During the tower’s steel erection, permanent columns were in compression as loads traveled down to the stilts. When crews removed the shims, the permanent columns engaged and began hanging from the hat truss. The trusses deflected as calculated, causing about 1.5 in. of downward movement, says Kregs.
To accommodate the anticipated movement, Clark crews built the floors around the perimeter of the tower at a slightly higher elevation than the final elevation.
To anticipate all final elevations, the team developed a virtual computer model of the building. “A full 3D model of all foundations, walls, beams, columns, slabs and braces was created and used to coordinate structural elements” with the architecture and building mechanical systems, as well as to produce construction documentation, says SOM’s Sarkisian.
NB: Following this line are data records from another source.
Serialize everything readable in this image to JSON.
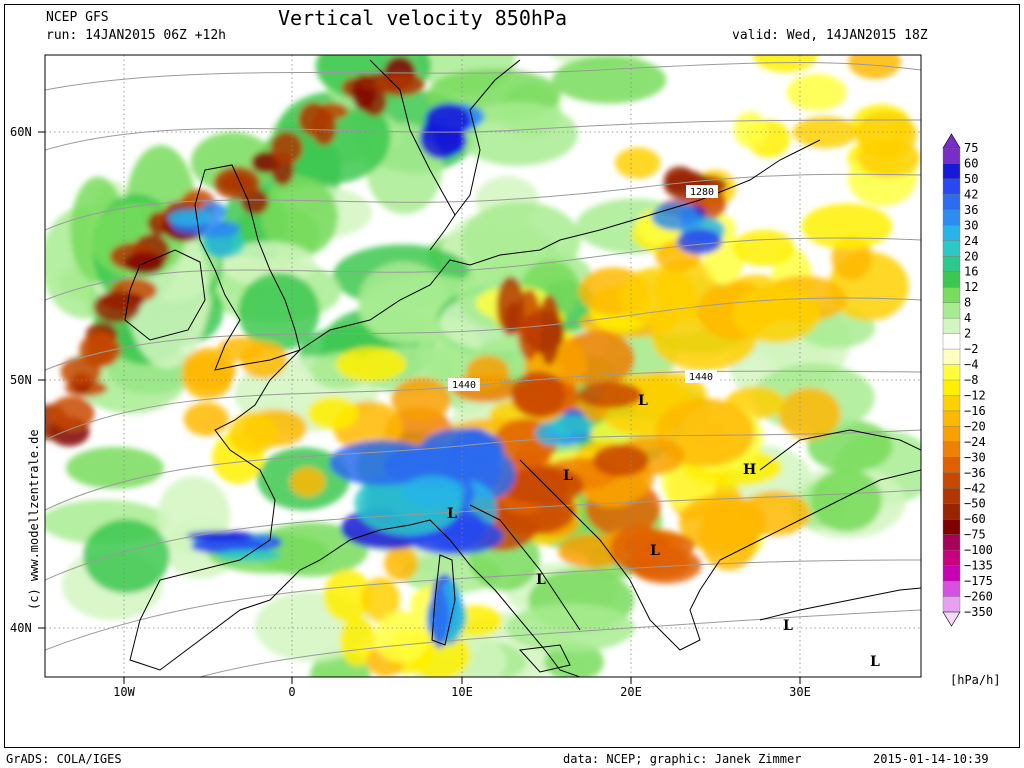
{
  "header": {
    "model": "NCEP GFS",
    "run": "run: 14JAN2015 06Z +12h",
    "title": "Vertical velocity 850hPa",
    "valid": "valid: Wed, 14JAN2015 18Z"
  },
  "map": {
    "lat_labels": [
      "60N",
      "50N",
      "40N"
    ],
    "lon_labels": [
      "10W",
      "0",
      "10E",
      "20E",
      "30E"
    ],
    "contour_labels": [
      "1280",
      "1440",
      "1440"
    ],
    "pressure_systems": [
      "L",
      "L",
      "L",
      "L",
      "L",
      "L",
      "H",
      "L"
    ],
    "watermark": "(c) www.modellzentrale.de"
  },
  "legend": {
    "unit": "[hPa/h]",
    "labels": [
      "75",
      "60",
      "50",
      "42",
      "36",
      "30",
      "24",
      "20",
      "16",
      "12",
      "8",
      "4",
      "2",
      "−2",
      "−4",
      "−8",
      "−12",
      "−16",
      "−20",
      "−24",
      "−30",
      "−36",
      "−42",
      "−50",
      "−60",
      "−75",
      "−100",
      "−135",
      "−175",
      "−260",
      "−350"
    ],
    "colors": [
      "#7a2cc8",
      "#1818d8",
      "#2848f0",
      "#2c6cf0",
      "#2c8cf0",
      "#28b4e8",
      "#2cc8c8",
      "#2cc88c",
      "#3cc850",
      "#78dc5c",
      "#a8ec90",
      "#d2f6c0",
      "#ffffff",
      "#ffffc0",
      "#ffff40",
      "#fff000",
      "#ffd000",
      "#ffb800",
      "#f8a000",
      "#f08000",
      "#e06000",
      "#c84800",
      "#b03800",
      "#982400",
      "#800000",
      "#a8005a",
      "#c8007c",
      "#c800b4",
      "#d850e0",
      "#e8a0f0"
    ],
    "arrow_top_color": "#7a2cc8",
    "arrow_bottom_color": "#f6d8f8"
  },
  "footer": {
    "left": "GrADS: COLA/IGES",
    "middle": "data: NCEP; graphic: Janek Zimmer",
    "right": "2015-01-14-10:39"
  }
}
In addition to the building information model, Herrick created a detailed 3D connection model of the hat truss. Also, SOM modeled the reinforcing steel in the shear walls at key coordination locations.
“These models were all critical for proper [preconstruction] coordination between multiple subcontractors,” says Sarkisian.
The building is going for the highest rating—Platinum—of the U.S. Green Building Council’s LEED certification system. A combined mechanical plant for cooling, heating and power has two 5,000-amp substations and a 2500-kW diesel generator for emergency power. The system can be converted to biomass as a fuel. A 400-kW, roof-mounted photovoltaic array is designed to produce up to 525,000-kWh annually.
The project’s 220,000-sq-ft pleated and glazed curtain wall gives the courthouse a variable appearance that changes as the sun moves while reducing solar heat gain by nearly 50%. The glass cladding makes the 627,000-sq-ft courthouse appear lighter and more transparent, says José Luis Palacios, SOM’s design director.
The pleated facade is a response to the downtown street grid, which is about 38° off of a true north-south axis. Because the courthouse aligns with the street grid, transparent panels on the north and south sides maximize daylighting, while opaque panels on the east and west sides minimize solar gain, says the architect.
GSA’s Allen says that while the design-build process has saved time and money, it does require the team to manage design work. “The design has been ongoing for the past two and half years, even though construction is underway. It gives everybody a sense that they can continue to design, and at some point we’ve had to say, ‘No, the design is done. We need to get the building built,’ ” he says.